But What Would Erik von Daniken Say?
A satellite image of a condor-shaped mound at center of photo
The high plains of southern Peru are famous for the Nazca Lines – animal shapes about an eighth of a mile long that were carved into the high plateau land around 400 C.E. and were once thought by some, like the controversial author Erik von Daniken, to have been landing strips for extraterrestrials. (Most likely, they were related to irrigation systems – perhaps as part of local rituals to help summon water to the arid land.)
The Nazca Lines (photo right) are a major accomplishment, but they have nothing on some massive mounds, further north in the Peruvian desert, that archeologist Dr. Robert Benfer has identified as being ancient, animal-shaped mounds that can be found throughout the coast of Peru.

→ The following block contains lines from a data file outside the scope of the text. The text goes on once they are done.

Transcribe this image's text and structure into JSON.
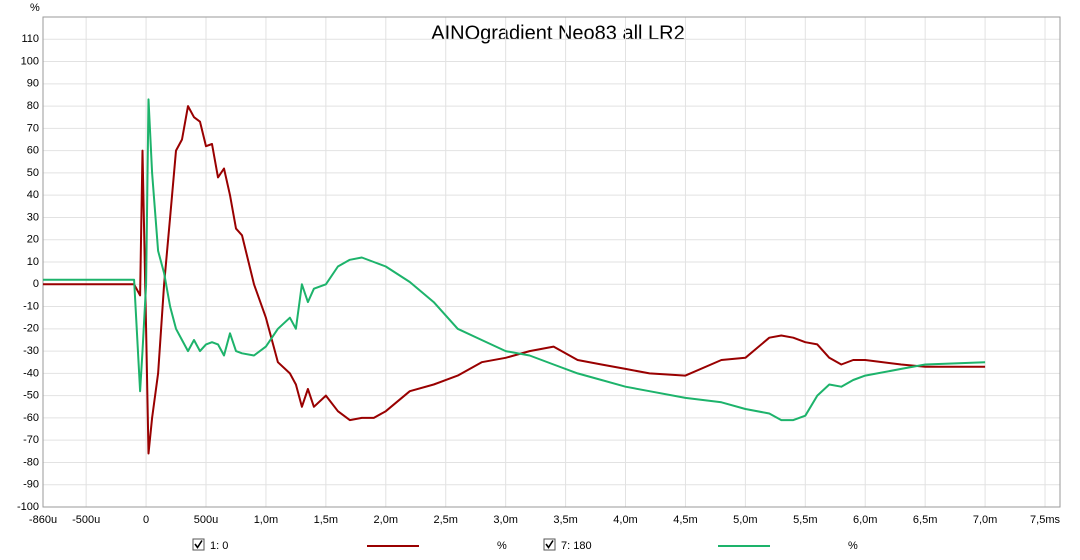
{
  "chart_data": {
    "type": "line",
    "title": "AINOgradient Neo83 all LR2",
    "y_unit": "%",
    "x": [
      -0.86,
      -0.2,
      -0.1,
      -0.05,
      -0.03,
      0,
      0.02,
      0.05,
      0.1,
      0.15,
      0.2,
      0.25,
      0.3,
      0.35,
      0.4,
      0.45,
      0.5,
      0.55,
      0.6,
      0.65,
      0.7,
      0.75,
      0.8,
      0.9,
      1.0,
      1.1,
      1.2,
      1.25,
      1.3,
      1.35,
      1.4,
      1.5,
      1.6,
      1.7,
      1.8,
      1.9,
      2.0,
      2.2,
      2.4,
      2.6,
      2.8,
      3.0,
      3.2,
      3.4,
      3.6,
      3.8,
      4.0,
      4.2,
      4.5,
      4.8,
      5.0,
      5.2,
      5.3,
      5.4,
      5.5,
      5.6,
      5.7,
      5.8,
      5.9,
      6.0,
      6.3,
      6.5,
      7.0
    ],
    "series": [
      {
        "name": "1: 0",
        "color": "#990000",
        "values": [
          0,
          0,
          0,
          -5,
          60,
          -20,
          -76,
          -60,
          -40,
          0,
          30,
          60,
          65,
          80,
          75,
          73,
          62,
          63,
          48,
          52,
          40,
          25,
          22,
          0,
          -15,
          -35,
          -40,
          -45,
          -55,
          -47,
          -55,
          -50,
          -57,
          -61,
          -60,
          -60,
          -57,
          -48,
          -45,
          -41,
          -35,
          -33,
          -30,
          -28,
          -34,
          -36,
          -38,
          -40,
          -41,
          -34,
          -33,
          -24,
          -23,
          -24,
          -26,
          -27,
          -33,
          -36,
          -34,
          -34,
          -36,
          -37,
          -37
        ]
      },
      {
        "name": "7: 180",
        "color": "#1db36b",
        "values": [
          2,
          2,
          2,
          -48,
          -30,
          0,
          83,
          50,
          15,
          5,
          -10,
          -20,
          -25,
          -30,
          -25,
          -30,
          -27,
          -26,
          -27,
          -32,
          -22,
          -30,
          -31,
          -32,
          -28,
          -20,
          -15,
          -20,
          0,
          -8,
          -2,
          0,
          8,
          11,
          12,
          10,
          8,
          1,
          -8,
          -20,
          -25,
          -30,
          -32,
          -36,
          -40,
          -43,
          -46,
          -48,
          -51,
          -53,
          -56,
          -58,
          -61,
          -61,
          -59,
          -50,
          -45,
          -46,
          -43,
          -41,
          -38,
          -36,
          -35
        ]
      }
    ],
    "xlim": [
      -0.86,
      7.625
    ],
    "xticks": [
      {
        "value": -0.86,
        "label": "-860u"
      },
      {
        "value": -0.5,
        "label": "-500u"
      },
      0,
      {
        "value": 0.5,
        "label": "500u"
      },
      {
        "value": 1.0,
        "label": "1,0m"
      },
      {
        "value": 1.5,
        "label": "1,5m"
      },
      {
        "value": 2.0,
        "label": "2,0m"
      },
      {
        "value": 2.5,
        "label": "2,5m"
      },
      {
        "value": 3.0,
        "label": "3,0m"
      },
      {
        "value": 3.5,
        "label": "3,5m"
      },
      {
        "value": 4.0,
        "label": "4,0m"
      },
      {
        "value": 4.5,
        "label": "4,5m"
      },
      {
        "value": 5.0,
        "label": "5,0m"
      },
      {
        "value": 5.5,
        "label": "5,5m"
      },
      {
        "value": 6.0,
        "label": "6,0m"
      },
      {
        "value": 6.5,
        "label": "6,5m"
      },
      {
        "value": 7.0,
        "label": "7,0m"
      },
      {
        "value": 7.5,
        "label": "7,5ms"
      }
    ],
    "ylim": [
      -100,
      120
    ],
    "yticks": [
      -100,
      -90,
      -80,
      -70,
      -60,
      -50,
      -40,
      -30,
      -20,
      -10,
      0,
      10,
      20,
      30,
      40,
      50,
      60,
      70,
      80,
      90,
      100,
      110
    ],
    "grid": true
  }
}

In two sites in the Chillón River valley, in the northern outskirts of Lima, he found small mounds representing crouching animals and soaring condors. And in the Casma River valley near Ancash, he has identified massive mounds, about a quarter of a mile long, representing animals including a giant condor, an orca, a duck, and a caiman/puma monster also seen in bone and rock carvings from the area.
Many of the mounds appear to have been topped with monoliths.
A few mounds had already been identified near the Nazca lines, dating back some 2,000 years. But these newly-discovered ones are much older – up to 5,000 years old, which is around the same time as the building of the pyramids of Giza in Egypt.
In an article in the British journal Antiquity, Benfer speculates that the mounds represented figures from the Andean zodiac since they also align with them. So far, he has found astronomical orientations at every giant mound. At the Chillón Valley site, an earthen condor’s charcoal eye lines up with the Milky Way when viewed from the site of a nearby temple. And the caiman/puma mound aligns with the June solstice when viewed from the same temple site.
He says that he found the mounds using satellite images of the coastal valleys, and that he expects that more mounds may be found in some other of the country’s coastal valleys.
Massive animal-shaped mounds began to be identified by European settlers in North America about 150 years ago. They include the famous Serpent Mound in Ohio.